Lundi 4 juin 1990. Jour de printemps à marquer d’une pierre blanche dans l’histoire du death metal puisqu’il coïncide avec la sortie sur le label Earache Records du « Left
Hand Path » du suédois
Entombed ; premier album du mythique combo de Stockholm fondé trois ans plus tôt sur les cendres encore fumantes et asphyxiantes des légendaires
Morbid et
Nihilist. Glacial, surpuissant et surtout définitivement surréaliste notamment grâce à l’utilisation pionnière du fameux son de guitar « buzzsaw » par la paire inspirée Uffe Cederlund/Alex Hellid ; le death metal du gang scandinave fronté par le génial Lars-Göran Petrov peut prétendre atteindre le paroxysme de l’efficacité sur ce disque illustré qui plus est par une splendide cover signée Dan Seagrave. Véritable chef d’œuvre immuable du metal de la mort made in Sweden, « Left
Hand Path » peut se targuer d’avoir grandement contribué à écrire les lettres de noblesse du metal extrême en général et d’avoir influencé de façon indéniable la musique de nombres de combos death à commencer par celle de certains de ses compatriotes et voisins…

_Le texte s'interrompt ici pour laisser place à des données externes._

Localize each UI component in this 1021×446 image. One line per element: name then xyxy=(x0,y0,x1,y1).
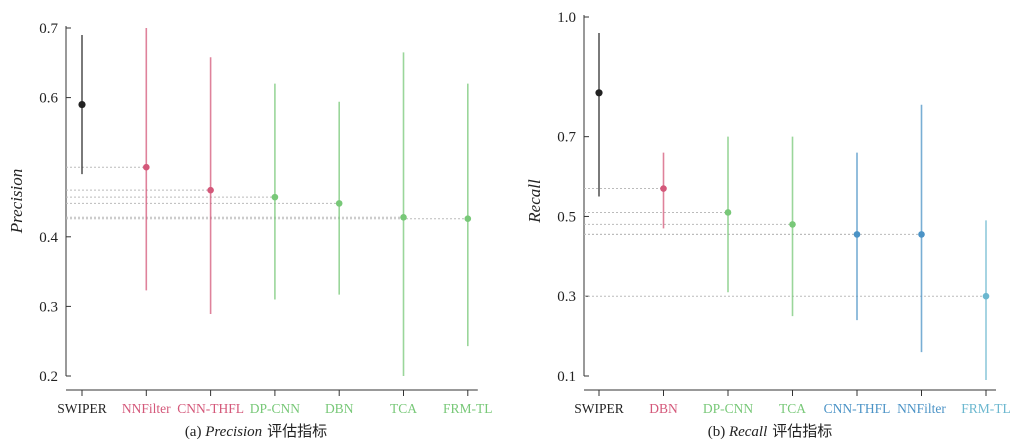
point-frm-tl xyxy=(982,292,990,300)
point-tca xyxy=(789,221,796,228)
category-label-nnfilter: NNFilter xyxy=(897,401,946,416)
point-dbn xyxy=(335,200,343,207)
category-label-nnfilter: NNFilter xyxy=(122,401,171,416)
caption-metric: Recall xyxy=(728,424,767,440)
point-tca xyxy=(400,214,407,221)
caption-suffix: 评估指标 xyxy=(267,423,327,440)
category-label-dbn: DBN xyxy=(325,401,354,416)
category-label-tca: TCA xyxy=(779,401,806,416)
y-tick-label: 0.7 xyxy=(557,130,576,146)
panel-caption: (b) Recall 评估指标 xyxy=(708,423,833,440)
category-label-frm-tl: FRM-TL xyxy=(443,401,493,416)
y-tick-label: 0.1 xyxy=(557,369,576,385)
category-label-tca: TCA xyxy=(390,401,417,416)
point-cnn-thfl xyxy=(853,231,861,238)
caption-suffix: 评估指标 xyxy=(772,423,832,440)
category-label-cnn-thfl: CNN-THFL xyxy=(824,401,891,416)
panel-caption: (a) Precision 评估指标 xyxy=(185,423,327,440)
y-tick-label: 0.4 xyxy=(39,230,58,246)
point-frm-tl xyxy=(464,215,472,223)
point-dp-cnn xyxy=(724,209,732,216)
y-tick-label: 0.2 xyxy=(39,369,58,385)
y-axis-title: Precision xyxy=(7,169,26,235)
y-tick-label: 0.7 xyxy=(39,21,58,37)
y-tick-label: 0.3 xyxy=(557,289,576,305)
point-cnn-thfl xyxy=(207,186,214,194)
caption-metric: Precision xyxy=(204,424,262,440)
category-label-swiper: SWIPER xyxy=(57,401,107,416)
y-tick-label: 0.5 xyxy=(557,209,576,225)
point-nnfilter xyxy=(918,231,925,238)
category-label-dp-cnn: DP-CNN xyxy=(250,401,301,416)
category-label-dbn: DBN xyxy=(649,401,678,416)
category-label-frm-tl: FRM-TL xyxy=(961,401,1011,416)
category-label-cnn-thfl: CNN-THFL xyxy=(177,401,244,416)
y-tick-label: 0.6 xyxy=(39,91,58,107)
y-axis-title: Recall xyxy=(525,179,544,224)
category-label-swiper: SWIPER xyxy=(574,401,624,416)
point-dp-cnn xyxy=(271,193,279,201)
y-tick-label: 0.3 xyxy=(39,299,58,315)
recall-panel: 0.1 0.3 0.5 0.7 1.0 Recall SWIPER DBN DP-CNN TCA C… xyxy=(525,10,1011,440)
caption-prefix: (b) xyxy=(708,424,729,440)
point-swiper xyxy=(78,100,86,109)
y-tick-label: 1.0 xyxy=(557,10,576,26)
precision-panel: 0.2 0.3 0.4 0.6 0.7 Precision SWIPER NNFilter CN… xyxy=(7,21,493,440)
point-dbn xyxy=(660,185,667,192)
point-swiper xyxy=(595,89,603,97)
category-label-dp-cnn: DP-CNN xyxy=(703,401,754,416)
caption-prefix: (a) xyxy=(185,424,205,440)
point-nnfilter xyxy=(143,163,150,171)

Lobotomy se forme initialement sous le nom de
Rapture en 1990 dans la capitale suédoise autour du grunter/six-cordiste Lars Jelleryd, du guitariste Fredrik Ekstrand, du bassiste Patric Carsana et du batteur Daniel Strachal. Après la parution de divers démos/EP’s répondant aux patronymes pour le moins évocateurs de «
When Death Draws Near » (1990), «
Instinct of
Brutality » (1991) ou encore de «
Nailed in Misery » (1993) ; l’année
1994 voit les arrivées successives du vocaliste Max Collin ; qui pour l’occasion fait se concentrer Lars Jelleryd sur sa guitare ; et du guitariste d’origine française et fils de réfugiés politiques chiliens Etienne Belmar à la lead en lieu et place de Fredrik Ekstrand. Après la parution en 1995 d’un relativement bon mais trop timide premier album éponyme sur le modeste Chaos Records,
Lobotomy acquiert enfin les moyens de ses ambitions en signant un deal avec le légendaire label national No Fashion Records (
Marduk,
Bestial Summoning,
Dark Funeral,
Dissection…) qui sort en juin 1997 et sous la référence NFR023 le deuxième opus du quintette death de Stockholm sobrement intitulé «
Kill ».
S’il est bien un style métallique pour lequel efficacité rime irrémédiablement avec puissance et agressivité, le death metal de
Lobotomy semble convenir à la règle de la plus belle des manières à mesure que raisonnent les riffs et la rythmique acerbes de l’introductif « Rise and
Hate » dans les cavités auriculaires de l’amateur espérant revivre avec ce «
Kill » certaines sensations jadis vécues en compagnie des maîtres invétérés et instigateurs du genre death metal d’obédience suédoise que sont les légendaires Grave,
Dismember,
Unleashed et autres
Entombed. Visiblement marqué par une production redoutable d’intensité signé Tomas Skogsberg et Fred Estby des Sunlight Studios qui virent d’ailleurs naître sous la houlette de ces derniers les anthologiques « Left
Hand Path » d’
Entombed dont il est justement question en introduction, mais aussi les « Like an
Ever Flowing
Stream » et « Indecent &
Obscene » de
Dismember entre autres ; ce deuxième effort de
Lobotomy parait rassembler les ingrédients nécessaires à la constitution d’un très bon disque de death metal dans le style propre à l’école de Stockholm et ce malgré un patronyme et un artwork dénués d’originalité avouons-le ; notamment lorsque l’on connait le génie graphique des Dan Seagrave, Chris Moyen et autres Ed Repka dont les somptueuses et détaillesques covers justifient parfois à elles seules l’acquisition d’une galette en version vinyle bien entendu. A la puissance des riffs du binôme Belmar/Jelleryd tendant à tirer la musique de
Lobotomy vers le haut conviennent à s’ajouter les vocaux obligatoirement gutturaux et profonds de Max Collin qui ne sont pas sans rappeler ceux du grunter furieux d’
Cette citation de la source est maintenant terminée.